Adrian Kuhn shared the following image of the ICSE ’12 tag cloud built from the 1,373,011 words sampled from the main conference submissions:

To make it fun (!), I decided to compute the ICSE ’12 information entropy off of the tag cloud. Here’s the fun I experienced:

First, I assigned a relative weight to the tags based merely on the visual perception of their font size, which in a tag cloud implies “gravity” or “importance”. For instance, the word ‘code’ got a relative weight of 85 whereas the word ‘pattern’ a relative weight of 9. The total weight for the 149 tags was 2387.5.
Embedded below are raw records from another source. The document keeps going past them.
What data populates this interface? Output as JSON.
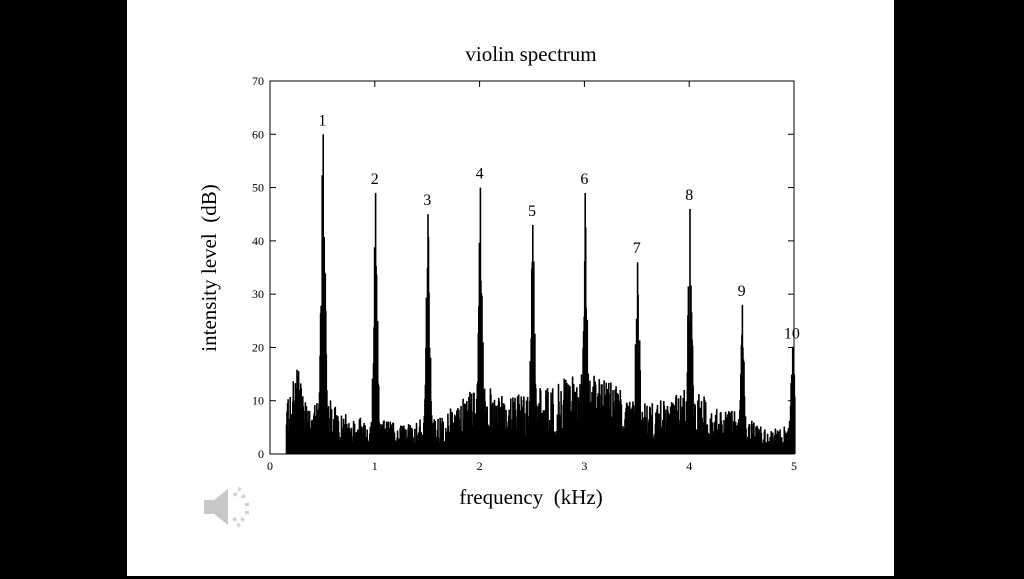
{
  "slide": {
    "background": "#ffffff",
    "letterbox_color": "#000000"
  },
  "audio": {
    "icon": "speaker-icon"
  },
  "chart_data": {
    "type": "bar",
    "title": "violin spectrum",
    "xlabel": "frequency  (kHz)",
    "ylabel": "intensity level  (dB)",
    "xlim": [
      0,
      5
    ],
    "ylim": [
      0,
      70
    ],
    "xticks": [
      0,
      1,
      2,
      3,
      4,
      5
    ],
    "yticks": [
      0,
      10,
      20,
      30,
      40,
      50,
      60,
      70
    ],
    "grid": false,
    "bar_color": "#000000",
    "peaks": [
      {
        "label": "1",
        "x": 0.5,
        "y": 60
      },
      {
        "label": "2",
        "x": 1.0,
        "y": 49
      },
      {
        "label": "3",
        "x": 1.5,
        "y": 45
      },
      {
        "label": "4",
        "x": 2.0,
        "y": 50
      },
      {
        "label": "5",
        "x": 2.5,
        "y": 43
      },
      {
        "label": "6",
        "x": 3.0,
        "y": 49
      },
      {
        "label": "7",
        "x": 3.5,
        "y": 36
      },
      {
        "label": "8",
        "x": 4.0,
        "y": 46
      },
      {
        "label": "9",
        "x": 4.5,
        "y": 28
      },
      {
        "label": "10",
        "x": 4.98,
        "y": 20
      }
    ],
    "noise_floor": [
      [
        0.15,
        8
      ],
      [
        0.25,
        15
      ],
      [
        0.35,
        9
      ],
      [
        0.5,
        10
      ],
      [
        0.75,
        6
      ],
      [
        1.0,
        6
      ],
      [
        1.25,
        5
      ],
      [
        1.5,
        6
      ],
      [
        1.75,
        8
      ],
      [
        2.0,
        12
      ],
      [
        2.25,
        9
      ],
      [
        2.5,
        11
      ],
      [
        2.75,
        12
      ],
      [
        3.0,
        14
      ],
      [
        3.25,
        12
      ],
      [
        3.5,
        8
      ],
      [
        3.75,
        9
      ],
      [
        4.0,
        11
      ],
      [
        4.25,
        8
      ],
      [
        4.5,
        7
      ],
      [
        4.75,
        4
      ],
      [
        5.0,
        5
      ]
    ]
  }
}
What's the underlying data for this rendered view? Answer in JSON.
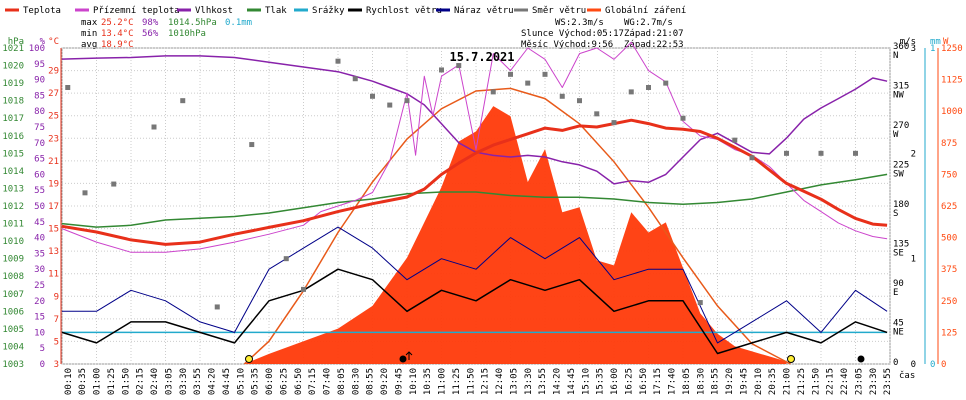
{
  "chart_data": {
    "type": "line",
    "title": "15.7.2021",
    "x_unit": "čas",
    "x_range": [
      "00:00",
      "24:00"
    ],
    "x_ticks": [
      "00:10",
      "00:35",
      "01:00",
      "01:25",
      "01:50",
      "02:15",
      "02:40",
      "03:05",
      "03:30",
      "03:55",
      "04:20",
      "04:45",
      "05:10",
      "05:35",
      "06:00",
      "06:25",
      "06:50",
      "07:15",
      "07:40",
      "08:05",
      "08:30",
      "08:55",
      "09:20",
      "09:45",
      "10:10",
      "10:35",
      "11:00",
      "11:25",
      "11:50",
      "12:15",
      "12:40",
      "13:05",
      "13:30",
      "13:55",
      "14:20",
      "14:45",
      "15:10",
      "15:35",
      "16:00",
      "16:25",
      "16:50",
      "17:15",
      "17:40",
      "18:05",
      "18:30",
      "18:55",
      "19:20",
      "19:45",
      "20:10",
      "20:35",
      "21:00",
      "21:25",
      "21:50",
      "22:15",
      "22:40",
      "23:05",
      "23:30",
      "23:55"
    ],
    "legend": [
      {
        "label": "Teplota",
        "color": "#e8301a"
      },
      {
        "label": "Přízemní teplota",
        "color": "#cc44cc"
      },
      {
        "label": "Vlhkost",
        "color": "#8822aa"
      },
      {
        "label": "Tlak",
        "color": "#338833"
      },
      {
        "label": "Srážky",
        "color": "#22aacc"
      },
      {
        "label": "Rychlost větru",
        "color": "#000000"
      },
      {
        "label": "Náraz větru",
        "color": "#000088"
      },
      {
        "label": "Směr větru",
        "color": "#777777"
      },
      {
        "label": "Globální záření",
        "color": "#ff4a12"
      }
    ],
    "stats": {
      "max": {
        "label": "max",
        "temp": "25.2°C",
        "hum": "98%",
        "press": "1014.5hPa",
        "rain": "0.1mm"
      },
      "min": {
        "label": "min",
        "temp": "13.4°C",
        "hum": "56%",
        "press": "1010hPa"
      },
      "avg": {
        "label": "avg",
        "temp": "18.9°C"
      }
    },
    "info": {
      "ws": "WS:2.3m/s",
      "wg": "WG:2.7m/s",
      "slunce": "Slunce Východ:05:17",
      "slunce_zapad": "Západ:21:07",
      "mesic": "Měsíc Východ:9:56",
      "mesic_zapad": "Západ:22:53"
    },
    "axes": {
      "pressure": {
        "unit": "hPa",
        "range": [
          1003,
          1021
        ],
        "ticks": [
          "1003",
          "1004",
          "1005",
          "1006",
          "1007",
          "1008",
          "1009",
          "1010",
          "1011",
          "1012",
          "1013",
          "1014",
          "1015",
          "1016",
          "1017",
          "1018",
          "1019",
          "1020",
          "1021"
        ]
      },
      "humidity": {
        "unit": "%",
        "range": [
          0,
          100
        ],
        "ticks": [
          "0",
          "5",
          "10",
          "15",
          "20",
          "25",
          "30",
          "35",
          "40",
          "45",
          "50",
          "55",
          "60",
          "65",
          "70",
          "75",
          "80",
          "85",
          "90",
          "95",
          "100"
        ]
      },
      "temperature": {
        "unit": "°C",
        "range": [
          3,
          31
        ],
        "ticks": [
          "3",
          "5",
          "7",
          "9",
          "11",
          "13",
          "15",
          "17",
          "19",
          "21",
          "23",
          "25",
          "27",
          "29"
        ]
      },
      "wind_speed": {
        "unit": "m/s",
        "range": [
          0,
          3
        ],
        "ticks": [
          "0",
          "1",
          "2",
          "3"
        ]
      },
      "rain": {
        "unit": "mm",
        "range": [
          0,
          1
        ],
        "ticks": [
          "0",
          "1"
        ]
      },
      "wind_dir": {
        "unit": "",
        "ticks": [
          "0",
          "45 NE",
          "90 E",
          "135 SE",
          "180 S",
          "225 SW",
          "270 W",
          "315 NW",
          "360 N"
        ]
      },
      "radiation": {
        "unit": "W",
        "range": [
          0,
          1250
        ],
        "ticks": [
          "0",
          "125",
          "250",
          "375",
          "500",
          "625",
          "750",
          "875",
          "1000",
          "1125",
          "1250"
        ]
      }
    },
    "series": [
      {
        "name": "Teplota",
        "unit": "°C",
        "x": [
          "00:00",
          "01:00",
          "02:00",
          "03:00",
          "04:00",
          "05:00",
          "06:00",
          "07:00",
          "08:00",
          "09:00",
          "10:00",
          "10:30",
          "11:00",
          "11:30",
          "12:00",
          "12:30",
          "13:00",
          "13:30",
          "14:00",
          "14:30",
          "15:00",
          "15:30",
          "16:00",
          "16:30",
          "17:00",
          "17:30",
          "18:00",
          "18:30",
          "19:00",
          "19:30",
          "20:00",
          "20:30",
          "21:00",
          "21:30",
          "22:00",
          "22:30",
          "23:00",
          "23:30",
          "23:55"
        ],
        "values": [
          15.2,
          14.7,
          14.0,
          13.6,
          13.8,
          14.5,
          15.1,
          15.7,
          16.5,
          17.2,
          17.8,
          18.5,
          19.8,
          20.8,
          21.7,
          22.4,
          22.9,
          23.4,
          23.9,
          23.7,
          24.1,
          24.0,
          24.3,
          24.6,
          24.3,
          23.9,
          23.8,
          23.6,
          23.0,
          22.2,
          21.4,
          20.2,
          19.0,
          18.3,
          17.6,
          16.7,
          15.9,
          15.4,
          15.3
        ]
      },
      {
        "name": "Přízemní teplota",
        "unit": "°C",
        "x": [
          "00:00",
          "01:00",
          "02:00",
          "03:00",
          "04:00",
          "05:00",
          "06:00",
          "07:00",
          "07:30",
          "08:00",
          "08:30",
          "09:00",
          "09:30",
          "10:00",
          "10:15",
          "10:30",
          "10:45",
          "11:00",
          "11:30",
          "12:00",
          "12:30",
          "13:00",
          "13:30",
          "14:00",
          "14:30",
          "15:00",
          "15:30",
          "16:00",
          "16:30",
          "17:00",
          "17:30",
          "18:00",
          "18:30",
          "19:00",
          "19:30",
          "20:00",
          "20:30",
          "21:00",
          "21:30",
          "22:00",
          "22:30",
          "23:00",
          "23:30",
          "23:55"
        ],
        "values": [
          15.0,
          13.8,
          12.9,
          12.9,
          13.2,
          13.8,
          14.5,
          15.3,
          16.5,
          17.0,
          17.5,
          18.2,
          21.0,
          27.0,
          21.5,
          28.5,
          25.0,
          28.5,
          29.5,
          22.0,
          30.5,
          29.0,
          31.0,
          30.0,
          27.5,
          30.5,
          31.0,
          30.0,
          31.5,
          29.0,
          28.0,
          24.5,
          23.2,
          22.9,
          22.0,
          21.5,
          20.5,
          19.0,
          17.5,
          16.5,
          15.5,
          14.8,
          14.3,
          14.1
        ]
      },
      {
        "name": "Vlhkost",
        "unit": "%",
        "x": [
          "00:00",
          "01:00",
          "02:00",
          "03:00",
          "04:00",
          "05:00",
          "06:00",
          "07:00",
          "08:00",
          "08:30",
          "09:00",
          "09:30",
          "10:00",
          "10:30",
          "11:00",
          "11:30",
          "12:00",
          "12:30",
          "13:00",
          "13:30",
          "14:00",
          "14:30",
          "15:00",
          "15:30",
          "16:00",
          "16:30",
          "17:00",
          "17:30",
          "18:00",
          "18:30",
          "19:00",
          "19:30",
          "20:00",
          "20:30",
          "21:00",
          "21:30",
          "22:00",
          "22:30",
          "23:00",
          "23:30",
          "23:55"
        ],
        "values": [
          96.5,
          96.8,
          97.0,
          97.5,
          97.5,
          97.0,
          95.5,
          94.0,
          92.5,
          91.0,
          89.5,
          87.5,
          85.5,
          82.0,
          76.0,
          70.0,
          67.0,
          66.0,
          65.5,
          66.0,
          65.5,
          64.0,
          63.0,
          61.0,
          57.0,
          58.0,
          57.5,
          60.0,
          65.5,
          71.0,
          73.0,
          70.0,
          67.0,
          66.5,
          71.5,
          77.5,
          81.0,
          84.0,
          87.0,
          90.5,
          89.5
        ]
      },
      {
        "name": "Tlak",
        "unit": "hPa",
        "x": [
          "00:00",
          "01:00",
          "02:00",
          "03:00",
          "04:00",
          "05:00",
          "06:00",
          "07:00",
          "08:00",
          "09:00",
          "10:00",
          "11:00",
          "12:00",
          "13:00",
          "14:00",
          "15:00",
          "16:00",
          "17:00",
          "18:00",
          "19:00",
          "20:00",
          "21:00",
          "22:00",
          "23:00",
          "23:55"
        ],
        "values": [
          1011.0,
          1010.8,
          1010.9,
          1011.2,
          1011.3,
          1011.4,
          1011.6,
          1011.9,
          1012.2,
          1012.4,
          1012.7,
          1012.8,
          1012.8,
          1012.6,
          1012.5,
          1012.5,
          1012.4,
          1012.2,
          1012.1,
          1012.2,
          1012.4,
          1012.8,
          1013.2,
          1013.5,
          1013.8
        ]
      },
      {
        "name": "Globální záření (clear sky)",
        "unit": "W",
        "x": [
          "05:17",
          "06:00",
          "07:00",
          "08:00",
          "09:00",
          "10:00",
          "11:00",
          "12:00",
          "13:00",
          "14:00",
          "15:00",
          "16:00",
          "17:00",
          "18:00",
          "19:00",
          "20:00",
          "21:07"
        ],
        "values": [
          0,
          90,
          290,
          520,
          720,
          890,
          1010,
          1080,
          1090,
          1050,
          950,
          800,
          620,
          420,
          230,
          80,
          0
        ]
      },
      {
        "name": "Globální záření",
        "unit": "W",
        "x": [
          "05:17",
          "06:00",
          "07:00",
          "08:00",
          "09:00",
          "10:00",
          "10:30",
          "11:00",
          "11:30",
          "12:00",
          "12:30",
          "13:00",
          "13:30",
          "14:00",
          "14:30",
          "15:00",
          "15:30",
          "16:00",
          "16:30",
          "17:00",
          "17:30",
          "18:00",
          "18:30",
          "19:00",
          "19:30",
          "20:00",
          "20:30",
          "21:00"
        ],
        "values": [
          0,
          40,
          90,
          140,
          230,
          420,
          560,
          700,
          880,
          920,
          1020,
          980,
          720,
          850,
          600,
          620,
          410,
          390,
          600,
          520,
          560,
          380,
          200,
          120,
          70,
          50,
          30,
          10
        ]
      },
      {
        "name": "Rychlost větru",
        "unit": "m/s",
        "x": [
          "00:00",
          "01:00",
          "02:00",
          "03:00",
          "04:00",
          "05:00",
          "06:00",
          "07:00",
          "08:00",
          "09:00",
          "10:00",
          "11:00",
          "12:00",
          "13:00",
          "14:00",
          "15:00",
          "16:00",
          "17:00",
          "18:00",
          "19:00",
          "20:00",
          "21:00",
          "22:00",
          "23:00",
          "23:55"
        ],
        "values": [
          0.3,
          0.2,
          0.4,
          0.4,
          0.3,
          0.2,
          0.6,
          0.7,
          0.9,
          0.8,
          0.5,
          0.7,
          0.6,
          0.8,
          0.7,
          0.8,
          0.5,
          0.6,
          0.6,
          0.1,
          0.2,
          0.3,
          0.2,
          0.4,
          0.3
        ]
      },
      {
        "name": "Náraz větru",
        "unit": "m/s",
        "x": [
          "00:00",
          "01:00",
          "02:00",
          "03:00",
          "04:00",
          "05:00",
          "06:00",
          "07:00",
          "08:00",
          "09:00",
          "10:00",
          "11:00",
          "12:00",
          "13:00",
          "14:00",
          "15:00",
          "16:00",
          "17:00",
          "18:00",
          "19:00",
          "20:00",
          "21:00",
          "22:00",
          "23:00",
          "23:55"
        ],
        "values": [
          0.5,
          0.5,
          0.7,
          0.6,
          0.4,
          0.3,
          0.9,
          1.1,
          1.3,
          1.1,
          0.8,
          1.0,
          0.9,
          1.2,
          1.0,
          1.2,
          0.8,
          0.9,
          0.9,
          0.2,
          0.4,
          0.6,
          0.3,
          0.7,
          0.5
        ]
      },
      {
        "name": "Srážky",
        "unit": "mm",
        "x": [
          "00:00",
          "23:55"
        ],
        "values": [
          0.1,
          0.1
        ]
      },
      {
        "name": "Směr větru",
        "unit": "°",
        "x": [
          "00:10",
          "00:40",
          "01:30",
          "02:40",
          "03:30",
          "04:30",
          "05:30",
          "06:30",
          "07:00",
          "08:00",
          "08:30",
          "09:00",
          "09:30",
          "10:00",
          "11:00",
          "11:30",
          "12:30",
          "13:00",
          "13:30",
          "14:00",
          "14:30",
          "15:00",
          "15:30",
          "16:00",
          "16:30",
          "17:00",
          "17:30",
          "18:00",
          "18:30",
          "19:30",
          "20:00",
          "21:00",
          "22:00",
          "23:00"
        ],
        "values": [
          315,
          195,
          205,
          270,
          300,
          65,
          250,
          120,
          85,
          345,
          325,
          305,
          295,
          300,
          335,
          340,
          310,
          330,
          320,
          330,
          305,
          300,
          285,
          275,
          310,
          315,
          320,
          280,
          70,
          255,
          235,
          240,
          240,
          240
        ]
      }
    ]
  }
}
Next, I computed the empirical probabilities of each tag by using a frequency approach: the probability of a tag equals its relative weight over 2387.5, the total weight. It turns out the tags appear to follow a power-law distribution:

Having the probability distribution, I could compute the Shannon entropy, which turned out to be 7.01 bits per tag. That is, in principle, you’d need on average 7.01 bits to encode each tag in the tag cloud. Note that other constructs (such as articles, verbs, etc.) are excluded from the software engineering context. If one were to include those, then, no worries — the entropy of English language, especially in the academia, is probably less than 1 bit per character! Naturally, a more accurate first-order entropy can be computed if the count for each word is provided. That way, the empirical probabilities would be derived directly by dividing each word count with the total number of words (1,373,011). The perceived entropy value of 7.01 bits/ tag as well as the more accurate entropy value could be helpful to determine the lossless compression terminus of the 393 MB ICSE Proceedings archive! But, hey, bring it all to Canada — no need for data compression in our land.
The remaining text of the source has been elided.